À Bruxelles, la réunion extraordinaire de l’OTAN a accouché, comme prévisible, de déclarations solennelles de condamnation de la Syrie et de soutien à la Turquie Erdogan.
Le patron – ou plutôt le secrétaire général en titre – de l’Alliance atlantique, le Danois Anders Fogh Rasmussen a exprimé sa « très forte solidarité » à son pion turc et assuré que la grande famille de l’OTAN suivrait « de très près » les développements de la situation « à la frontière sud-est de l’OTAN ».
Reste que cette réunion convoquée sous l’égide du désormais fameux article 4 de la charte de L’OTAN - c’est la deuxième fois en 60 ans d’existence – n’a décidé d’aucune mesure coercitive particulière, Rasmussen n’évoquant notamment aucune réaction militaire, et se contentant d’appeler les autorités syriennes à tout mettre en oeuvre pour éviter de nouveaux incidents du type de celui ayant entraîné la destruction d’un chasseur-bombardier turc vendredi au large des côtes syriennes.
Bref cette montagne de 28 nations n’a accouché que d’une petite souris, un communiqué convenu de soutien à la Turquie. Erdogan va devoir apparemment s’en contenter.

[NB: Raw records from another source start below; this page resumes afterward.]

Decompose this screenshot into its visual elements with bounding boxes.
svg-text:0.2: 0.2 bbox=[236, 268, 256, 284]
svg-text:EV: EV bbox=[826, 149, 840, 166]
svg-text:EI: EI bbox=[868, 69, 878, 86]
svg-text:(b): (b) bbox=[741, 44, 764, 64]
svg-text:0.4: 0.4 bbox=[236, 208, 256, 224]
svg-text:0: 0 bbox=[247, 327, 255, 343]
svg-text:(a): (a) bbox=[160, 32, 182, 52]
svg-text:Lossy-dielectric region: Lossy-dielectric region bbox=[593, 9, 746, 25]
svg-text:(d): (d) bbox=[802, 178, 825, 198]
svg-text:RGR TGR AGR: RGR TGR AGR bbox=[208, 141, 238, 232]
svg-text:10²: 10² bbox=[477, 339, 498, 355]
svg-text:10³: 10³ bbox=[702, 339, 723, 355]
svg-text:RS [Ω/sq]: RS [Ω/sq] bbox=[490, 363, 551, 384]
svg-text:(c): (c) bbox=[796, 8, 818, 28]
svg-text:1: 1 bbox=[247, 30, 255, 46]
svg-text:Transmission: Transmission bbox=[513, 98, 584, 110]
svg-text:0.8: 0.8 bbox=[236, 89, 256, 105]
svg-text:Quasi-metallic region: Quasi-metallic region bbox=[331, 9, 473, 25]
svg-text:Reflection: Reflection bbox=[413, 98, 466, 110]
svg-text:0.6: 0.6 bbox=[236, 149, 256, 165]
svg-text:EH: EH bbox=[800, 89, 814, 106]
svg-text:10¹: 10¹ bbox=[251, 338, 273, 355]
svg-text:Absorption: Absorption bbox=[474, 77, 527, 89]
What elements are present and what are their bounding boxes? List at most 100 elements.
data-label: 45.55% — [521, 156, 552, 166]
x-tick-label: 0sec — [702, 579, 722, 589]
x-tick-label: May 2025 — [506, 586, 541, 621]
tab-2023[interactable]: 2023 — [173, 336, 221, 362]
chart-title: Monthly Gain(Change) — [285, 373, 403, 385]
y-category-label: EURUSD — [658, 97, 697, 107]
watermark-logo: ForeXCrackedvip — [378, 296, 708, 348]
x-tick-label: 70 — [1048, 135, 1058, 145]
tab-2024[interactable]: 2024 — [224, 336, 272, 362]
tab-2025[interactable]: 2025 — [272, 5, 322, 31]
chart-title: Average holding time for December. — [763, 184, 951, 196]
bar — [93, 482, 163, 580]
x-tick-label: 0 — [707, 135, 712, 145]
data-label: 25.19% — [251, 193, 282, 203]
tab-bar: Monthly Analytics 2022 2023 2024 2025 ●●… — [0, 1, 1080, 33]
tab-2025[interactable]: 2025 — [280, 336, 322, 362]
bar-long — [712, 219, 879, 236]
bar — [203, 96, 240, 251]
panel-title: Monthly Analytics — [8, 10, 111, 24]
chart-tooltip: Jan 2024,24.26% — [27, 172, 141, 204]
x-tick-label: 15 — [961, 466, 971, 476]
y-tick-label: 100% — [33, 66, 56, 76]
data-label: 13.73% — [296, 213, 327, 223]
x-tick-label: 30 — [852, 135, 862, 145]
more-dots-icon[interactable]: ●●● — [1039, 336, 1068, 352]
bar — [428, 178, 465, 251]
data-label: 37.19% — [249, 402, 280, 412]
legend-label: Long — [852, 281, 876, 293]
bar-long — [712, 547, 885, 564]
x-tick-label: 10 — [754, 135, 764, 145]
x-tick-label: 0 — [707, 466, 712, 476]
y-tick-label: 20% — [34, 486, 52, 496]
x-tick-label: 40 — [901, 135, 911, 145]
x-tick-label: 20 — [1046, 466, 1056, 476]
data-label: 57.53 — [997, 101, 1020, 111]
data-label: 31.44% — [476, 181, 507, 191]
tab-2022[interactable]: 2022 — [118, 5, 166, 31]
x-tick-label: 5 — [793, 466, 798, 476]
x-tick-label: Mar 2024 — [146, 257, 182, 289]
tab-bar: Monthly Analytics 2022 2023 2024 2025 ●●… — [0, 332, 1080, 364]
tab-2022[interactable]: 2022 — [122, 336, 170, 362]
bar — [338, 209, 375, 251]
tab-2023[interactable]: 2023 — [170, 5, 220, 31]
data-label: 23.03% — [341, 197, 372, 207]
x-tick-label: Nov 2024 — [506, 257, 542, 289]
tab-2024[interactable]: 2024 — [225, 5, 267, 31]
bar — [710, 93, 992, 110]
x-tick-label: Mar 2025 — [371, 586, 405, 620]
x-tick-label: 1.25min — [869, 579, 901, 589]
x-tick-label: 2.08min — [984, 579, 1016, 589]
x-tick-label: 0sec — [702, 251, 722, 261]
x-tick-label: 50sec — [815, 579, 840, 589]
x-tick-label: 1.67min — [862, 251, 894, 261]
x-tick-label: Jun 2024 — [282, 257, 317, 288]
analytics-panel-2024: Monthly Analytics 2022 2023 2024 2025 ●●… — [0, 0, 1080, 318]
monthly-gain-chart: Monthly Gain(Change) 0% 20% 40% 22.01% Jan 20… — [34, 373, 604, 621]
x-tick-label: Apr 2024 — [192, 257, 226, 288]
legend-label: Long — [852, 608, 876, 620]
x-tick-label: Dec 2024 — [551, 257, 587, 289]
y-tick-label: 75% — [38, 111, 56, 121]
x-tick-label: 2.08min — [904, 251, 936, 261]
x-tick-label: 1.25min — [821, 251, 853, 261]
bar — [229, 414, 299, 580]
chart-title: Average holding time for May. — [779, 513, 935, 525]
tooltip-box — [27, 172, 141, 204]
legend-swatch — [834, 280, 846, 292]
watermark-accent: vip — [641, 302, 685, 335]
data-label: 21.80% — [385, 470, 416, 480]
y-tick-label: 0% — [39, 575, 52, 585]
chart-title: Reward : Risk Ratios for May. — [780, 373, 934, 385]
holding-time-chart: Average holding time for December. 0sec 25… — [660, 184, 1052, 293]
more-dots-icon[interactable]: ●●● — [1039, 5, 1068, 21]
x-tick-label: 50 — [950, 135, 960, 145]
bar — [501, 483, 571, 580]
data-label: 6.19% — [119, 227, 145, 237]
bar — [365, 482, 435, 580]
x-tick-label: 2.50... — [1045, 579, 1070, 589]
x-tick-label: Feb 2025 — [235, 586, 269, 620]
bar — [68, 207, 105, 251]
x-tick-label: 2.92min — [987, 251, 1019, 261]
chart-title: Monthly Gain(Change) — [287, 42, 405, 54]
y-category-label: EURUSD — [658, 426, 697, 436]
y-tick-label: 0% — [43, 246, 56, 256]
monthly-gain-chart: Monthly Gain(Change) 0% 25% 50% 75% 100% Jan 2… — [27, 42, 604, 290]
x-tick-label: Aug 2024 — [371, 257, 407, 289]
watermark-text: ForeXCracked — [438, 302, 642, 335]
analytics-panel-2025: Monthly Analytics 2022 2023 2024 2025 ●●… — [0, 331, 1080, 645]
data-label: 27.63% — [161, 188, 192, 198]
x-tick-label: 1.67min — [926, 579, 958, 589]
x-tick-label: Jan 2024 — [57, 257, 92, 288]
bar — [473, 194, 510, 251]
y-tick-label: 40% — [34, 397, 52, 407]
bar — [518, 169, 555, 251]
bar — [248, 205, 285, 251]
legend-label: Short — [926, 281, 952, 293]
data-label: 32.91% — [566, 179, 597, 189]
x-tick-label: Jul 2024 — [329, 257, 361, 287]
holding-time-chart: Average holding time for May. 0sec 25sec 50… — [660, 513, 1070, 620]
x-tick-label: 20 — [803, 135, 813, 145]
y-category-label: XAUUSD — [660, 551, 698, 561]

À moins bien sûr qu’aient été prises des décisions secrètes, portant sur aide affective mais discrète à l’allié dévoué des États-Unis – et d’Israël quoi qu’il en dise à son opinion – dans la région.
Mais nous répétons que l’engagement de l’OTAN sur le « front syrien » sera toujours a minima – pour ne pas dire nul – pour des raisons qui tiennent à la fois à la diplomatie – opposition des russes et des Chinois, engagement possible de l’Iran, instabilité en Libye, en Égypte, au Yémen – et à la politique intérieure – méfiance, réticence ou franche hostilité des opinions publiques.
Ergogan fait déjà la guerre aux Syriens via l’ASL
Réduit à ses seules forces, Recep Tayyep Erdogan - qui à notre connaissance, n’a pas demandé le secours de l’OTAN quand les commandos israéliens ont tué, au printemps 2009, plusieurs Turcs participant à une flotille anti-blocus de Gaza – bombe le torse et hausse (encore) le ton : mardi, il a annoncé que l’armée turque était en train de « changer ses règles d’engagement » et répondrait désormais à toute violation de frontière terrestre, aérienne ou maritime de la part de son voisin, qualifiant au passage la destruction du F4 turc d’ »attaque lâche du régime al-Assad ».
Un régime dont le Premier ministre turc assure qu’il est devenu « une menace claire et proche pour la sécurité de la Turquie comme pour son propre peuple« . Un peuple syrien qu’Erdogan considère, qu’on se rassure dans les chaumières de Deraa à Idleb, comme un « frère« , opprimé par un « dictateur sanguinaire et sa clique« , pour reprendre sa formulation plus digne d’un fanatique barbu que d’un dirigeant « islamiste modéré » exemplaire.
Certes, tout ceci sonne très « avant-guerre ». Sauf que la mobilisation n’est pas la guerre, et qu’Erdogan, en dépit de toutes ses poses et menaces, n’en est même pas à la mobilisation. La guerre, il en mène déjà une du reste contre les Kurdes à la frontière irakienne, son aviation ne s’étant pas gênée pour violer l’espace aérien irakien, certes démantelé par les Américains, à des fins de bombardements de camps du PKK.
Et puis, c’est vrai et on ne le souligne pas assez, il sous-traite depuis un an une guerre contre les Syriens et leur gouvernement légitime à des bandes armés islamistes, celles de l’ASL qui se servent du territoire turc comme d’une base et d’un refuge gigantesque. De toute façon, le chef de l’AKP sait bien que sa marge de manoeuvre es réduite par l’Iran – qui a déjà proposé un mission de conciliation – et la Russie.
Cette guerre sous traitée à l’ASL est manifestement la seule intervention armée qui soit à la portée de M. Erdogan pour l’heure, mais elle est incontestablement meurtrière. C’est donc bien Erdogan « et sa clique » qui sont les agresseurs de la Syrie et donc constituent « une menace claire et proche » pour toute la région.